Research Information System
Journal of Physics and Chemistry of Solids, vol.217, 2026 (SCI-Expanded, Scopus)
This study combines density functional theory (DFT) and machine learning (ML) to investigate KBX3 halide perovskites for energy applications. First, explicit DFT calculations using the FP-LAPW method with PBEsol and TB-mBJ functionals were performed for four representative compounds, namely KGeCl3, KGeBr3, KSnCl3, and KSnBr3, which were found to be direct-gap semiconductors with favorable optical absorption and thermoelectric performance. To accelerate discovery beyond these four compounds, machine-learning screening was performed across 20 KBX3 base compositions using a synthetic descriptor-augmented dataset of 100 samples.

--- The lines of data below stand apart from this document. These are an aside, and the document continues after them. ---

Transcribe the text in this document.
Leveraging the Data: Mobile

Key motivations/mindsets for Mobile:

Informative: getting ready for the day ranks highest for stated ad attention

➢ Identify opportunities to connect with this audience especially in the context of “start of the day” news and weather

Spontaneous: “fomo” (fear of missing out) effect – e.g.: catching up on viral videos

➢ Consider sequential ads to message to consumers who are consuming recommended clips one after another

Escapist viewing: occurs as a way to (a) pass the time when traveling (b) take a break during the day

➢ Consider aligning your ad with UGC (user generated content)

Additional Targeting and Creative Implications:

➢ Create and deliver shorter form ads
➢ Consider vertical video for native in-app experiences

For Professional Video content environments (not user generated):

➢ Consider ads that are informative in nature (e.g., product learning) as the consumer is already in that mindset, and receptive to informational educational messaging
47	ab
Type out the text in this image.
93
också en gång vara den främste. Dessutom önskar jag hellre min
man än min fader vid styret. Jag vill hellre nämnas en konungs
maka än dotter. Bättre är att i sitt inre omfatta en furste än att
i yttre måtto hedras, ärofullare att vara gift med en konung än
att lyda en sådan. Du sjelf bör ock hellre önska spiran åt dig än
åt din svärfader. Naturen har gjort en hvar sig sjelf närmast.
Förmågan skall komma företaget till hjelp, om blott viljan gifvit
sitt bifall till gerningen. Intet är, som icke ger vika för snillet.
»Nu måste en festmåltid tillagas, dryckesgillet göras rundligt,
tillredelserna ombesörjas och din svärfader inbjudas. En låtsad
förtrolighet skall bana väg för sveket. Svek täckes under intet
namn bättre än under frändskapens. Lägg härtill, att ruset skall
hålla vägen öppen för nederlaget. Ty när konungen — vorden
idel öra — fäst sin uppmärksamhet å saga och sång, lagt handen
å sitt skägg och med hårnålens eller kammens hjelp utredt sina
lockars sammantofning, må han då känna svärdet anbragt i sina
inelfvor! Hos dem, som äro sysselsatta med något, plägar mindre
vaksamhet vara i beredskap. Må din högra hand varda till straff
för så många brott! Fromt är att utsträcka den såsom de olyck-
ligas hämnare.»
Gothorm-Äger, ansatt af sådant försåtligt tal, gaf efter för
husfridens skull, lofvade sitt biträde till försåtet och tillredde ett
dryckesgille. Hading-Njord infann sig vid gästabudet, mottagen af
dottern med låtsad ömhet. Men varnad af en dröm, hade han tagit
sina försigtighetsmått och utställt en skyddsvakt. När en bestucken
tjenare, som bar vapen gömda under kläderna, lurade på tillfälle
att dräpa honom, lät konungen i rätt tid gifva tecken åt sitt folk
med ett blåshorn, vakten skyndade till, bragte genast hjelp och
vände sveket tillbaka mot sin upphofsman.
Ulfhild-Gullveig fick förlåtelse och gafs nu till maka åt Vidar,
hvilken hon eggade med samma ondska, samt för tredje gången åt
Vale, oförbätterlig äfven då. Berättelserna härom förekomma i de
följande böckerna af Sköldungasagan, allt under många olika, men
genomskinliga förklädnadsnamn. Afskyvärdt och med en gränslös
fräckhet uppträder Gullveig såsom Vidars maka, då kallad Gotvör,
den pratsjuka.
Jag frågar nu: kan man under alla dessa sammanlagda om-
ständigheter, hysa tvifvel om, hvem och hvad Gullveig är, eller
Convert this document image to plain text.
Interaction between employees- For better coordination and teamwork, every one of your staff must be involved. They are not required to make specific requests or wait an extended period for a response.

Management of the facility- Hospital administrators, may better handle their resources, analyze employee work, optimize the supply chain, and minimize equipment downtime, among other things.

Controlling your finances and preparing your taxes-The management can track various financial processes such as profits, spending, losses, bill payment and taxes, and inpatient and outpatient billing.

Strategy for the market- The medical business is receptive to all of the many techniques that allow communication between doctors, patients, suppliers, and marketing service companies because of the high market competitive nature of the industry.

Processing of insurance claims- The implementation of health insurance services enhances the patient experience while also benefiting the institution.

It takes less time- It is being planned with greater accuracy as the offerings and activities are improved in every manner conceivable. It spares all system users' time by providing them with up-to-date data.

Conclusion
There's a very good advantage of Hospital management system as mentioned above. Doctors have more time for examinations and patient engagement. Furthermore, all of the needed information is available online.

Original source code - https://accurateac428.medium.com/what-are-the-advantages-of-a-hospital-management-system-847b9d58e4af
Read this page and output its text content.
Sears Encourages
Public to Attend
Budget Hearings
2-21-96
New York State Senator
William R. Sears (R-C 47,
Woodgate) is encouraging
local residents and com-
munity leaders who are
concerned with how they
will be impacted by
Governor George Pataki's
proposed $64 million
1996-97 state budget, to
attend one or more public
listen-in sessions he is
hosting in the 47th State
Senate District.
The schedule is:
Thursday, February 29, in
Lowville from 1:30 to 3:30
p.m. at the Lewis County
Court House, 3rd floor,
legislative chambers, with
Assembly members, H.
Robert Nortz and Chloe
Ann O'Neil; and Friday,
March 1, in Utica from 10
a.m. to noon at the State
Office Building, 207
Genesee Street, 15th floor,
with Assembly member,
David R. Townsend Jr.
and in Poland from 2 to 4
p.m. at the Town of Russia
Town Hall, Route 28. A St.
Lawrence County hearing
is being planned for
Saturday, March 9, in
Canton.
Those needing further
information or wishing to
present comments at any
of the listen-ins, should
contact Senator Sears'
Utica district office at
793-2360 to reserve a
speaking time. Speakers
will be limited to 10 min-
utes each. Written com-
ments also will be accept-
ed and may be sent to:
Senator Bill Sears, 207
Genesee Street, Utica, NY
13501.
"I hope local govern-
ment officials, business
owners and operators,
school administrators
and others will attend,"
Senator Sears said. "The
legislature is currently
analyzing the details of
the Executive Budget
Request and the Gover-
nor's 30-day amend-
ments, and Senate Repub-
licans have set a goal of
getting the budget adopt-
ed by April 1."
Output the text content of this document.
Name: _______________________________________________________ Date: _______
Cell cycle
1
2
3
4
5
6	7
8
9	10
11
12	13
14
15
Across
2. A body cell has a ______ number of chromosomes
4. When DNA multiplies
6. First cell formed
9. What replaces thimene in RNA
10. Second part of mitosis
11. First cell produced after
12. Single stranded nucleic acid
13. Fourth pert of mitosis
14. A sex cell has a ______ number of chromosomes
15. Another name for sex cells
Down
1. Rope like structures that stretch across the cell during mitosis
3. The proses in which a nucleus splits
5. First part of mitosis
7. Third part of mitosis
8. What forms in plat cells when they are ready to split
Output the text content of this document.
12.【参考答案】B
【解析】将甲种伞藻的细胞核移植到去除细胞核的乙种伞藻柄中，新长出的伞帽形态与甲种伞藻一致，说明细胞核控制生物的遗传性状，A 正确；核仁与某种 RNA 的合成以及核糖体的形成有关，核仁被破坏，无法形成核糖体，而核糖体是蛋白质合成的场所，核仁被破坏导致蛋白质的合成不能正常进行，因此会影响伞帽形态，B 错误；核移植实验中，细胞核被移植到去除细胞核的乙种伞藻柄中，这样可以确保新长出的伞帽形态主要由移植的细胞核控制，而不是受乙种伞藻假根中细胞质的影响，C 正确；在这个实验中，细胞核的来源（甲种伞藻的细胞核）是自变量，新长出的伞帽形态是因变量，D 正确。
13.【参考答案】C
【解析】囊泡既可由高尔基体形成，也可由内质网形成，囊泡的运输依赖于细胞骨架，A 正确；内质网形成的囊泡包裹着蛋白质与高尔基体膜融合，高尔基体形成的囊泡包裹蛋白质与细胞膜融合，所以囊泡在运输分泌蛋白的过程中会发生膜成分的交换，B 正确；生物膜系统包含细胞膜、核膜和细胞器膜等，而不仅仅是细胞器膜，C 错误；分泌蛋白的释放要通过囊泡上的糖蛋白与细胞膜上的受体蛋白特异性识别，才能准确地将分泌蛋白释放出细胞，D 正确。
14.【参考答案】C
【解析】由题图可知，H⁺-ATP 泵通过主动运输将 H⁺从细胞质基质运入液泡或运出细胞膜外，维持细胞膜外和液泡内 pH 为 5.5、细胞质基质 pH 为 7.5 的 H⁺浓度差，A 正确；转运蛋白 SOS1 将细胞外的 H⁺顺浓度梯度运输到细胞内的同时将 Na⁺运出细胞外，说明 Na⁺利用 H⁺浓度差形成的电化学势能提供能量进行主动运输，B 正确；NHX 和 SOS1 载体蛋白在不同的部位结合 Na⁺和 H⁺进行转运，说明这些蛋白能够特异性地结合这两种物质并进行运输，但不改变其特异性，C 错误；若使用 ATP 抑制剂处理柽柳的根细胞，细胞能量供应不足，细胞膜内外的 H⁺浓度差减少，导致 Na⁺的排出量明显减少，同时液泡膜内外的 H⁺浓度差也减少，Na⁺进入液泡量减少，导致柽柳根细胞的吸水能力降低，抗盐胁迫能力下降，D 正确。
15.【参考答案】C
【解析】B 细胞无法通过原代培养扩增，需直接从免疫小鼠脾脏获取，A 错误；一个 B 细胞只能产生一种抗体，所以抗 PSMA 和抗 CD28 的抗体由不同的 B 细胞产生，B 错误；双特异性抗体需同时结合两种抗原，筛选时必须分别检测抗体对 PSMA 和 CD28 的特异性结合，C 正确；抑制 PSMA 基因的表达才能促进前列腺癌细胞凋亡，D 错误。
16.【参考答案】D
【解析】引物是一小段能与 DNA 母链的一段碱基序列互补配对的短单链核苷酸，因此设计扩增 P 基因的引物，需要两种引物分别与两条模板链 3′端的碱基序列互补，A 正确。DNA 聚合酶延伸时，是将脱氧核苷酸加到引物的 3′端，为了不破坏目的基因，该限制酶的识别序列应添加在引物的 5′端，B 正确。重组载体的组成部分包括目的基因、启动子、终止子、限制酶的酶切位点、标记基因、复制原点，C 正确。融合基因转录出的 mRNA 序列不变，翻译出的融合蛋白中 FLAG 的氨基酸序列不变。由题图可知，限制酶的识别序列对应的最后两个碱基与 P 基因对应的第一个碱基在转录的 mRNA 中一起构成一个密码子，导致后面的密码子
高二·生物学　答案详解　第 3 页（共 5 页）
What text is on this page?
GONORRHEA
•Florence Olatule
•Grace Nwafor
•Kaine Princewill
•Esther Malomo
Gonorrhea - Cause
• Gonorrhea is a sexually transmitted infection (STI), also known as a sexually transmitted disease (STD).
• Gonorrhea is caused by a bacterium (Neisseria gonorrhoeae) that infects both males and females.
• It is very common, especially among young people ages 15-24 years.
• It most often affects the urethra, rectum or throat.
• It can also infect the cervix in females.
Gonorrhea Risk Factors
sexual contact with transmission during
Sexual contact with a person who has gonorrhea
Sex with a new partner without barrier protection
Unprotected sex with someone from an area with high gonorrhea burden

Five-fold cross-validation yielded R2 = 0.852 ± 0.055 for bandgap prediction and R2 = 0.893 ± 0.120 for ZT prediction, while independent test-set performance gave R2 = 0.615 with RMSE = 0.270 eV for bandgap and R2 = 0.832 with RMSE = 0.104 for ZT. The predicted bandgaps span approximately 0.45–1.77 eV, while the highest predicted ZT values at 600 K are obtained for Pb-containing compositions, especially KPbI3 and KPbBr3. Therefore, the ML results are interpreted as screening-level predictions that identify promising compositional regions for further DFT validation.